Today, no matter which IKEA store you go to, you will see people sitting and looking around in the living spaces designed inside the cubes, examining the accessories and cabinets, trying on the armchairs and even lying on the beds. People want to see the products there in their own homes, and the state of imagination is the main component of experience marketing.

These kinds of touch points that IKEA provides to people visiting the store are very valuable in terms of understanding whether the products they want to buy are really the products they sell. And they manage to present this not through advertising, but through personal experience inside the store.

Whether you want to deliver a product to the end consumer or try to get as many people as possible to use a service you offer; experience marketing is one of the important topics that will exist in the future of marketing communication.

Products and services are becoming more and more similar to each other day by day, and the way to differentiate these products from each other is through the consumer using these products and understanding how they will feel when using them.

What needs to be accepted is, that no one has enough money, time and desire to pay full price for each product and try them and find ways to return them if they don’t work. If your product doesn’t work, let the next one come.

Another aspect that makes experience marketing important is its structure that allows for feedback collection.

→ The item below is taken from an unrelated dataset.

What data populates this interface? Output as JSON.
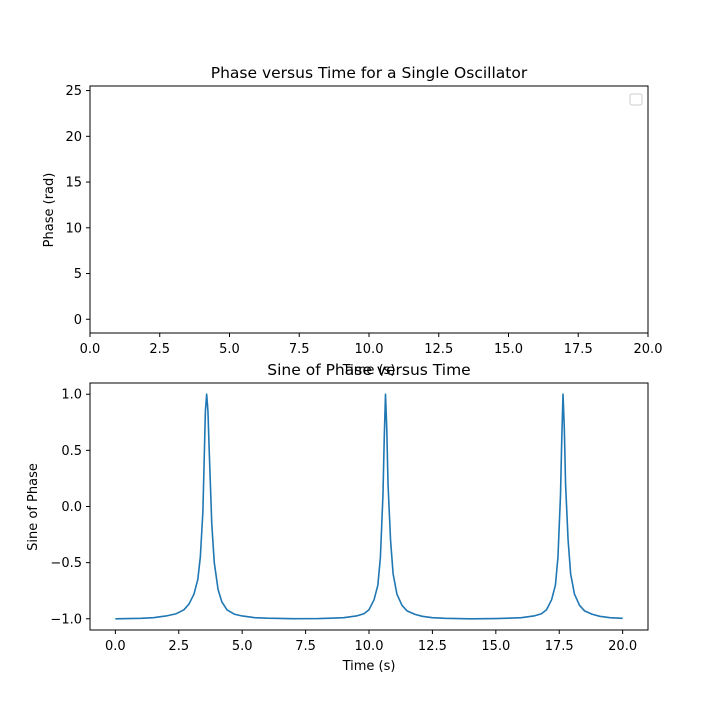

It is important for products to be opened for trial before purchase and for feedback to be received about the product. The user liked the product; okay, which parts did they like; what can you do better? If they didn’t like it, why? What was missing, at what stage did it not work and what are the aspects that need to be improved?

Simply, the cup of coffee you drink is no longer just coffee. With a cup of coffee, many kinds of experiences and stories now come with it. So, those of us working in marketing communications now have to build some kind of experience with the brands we work with, in addition to selling something.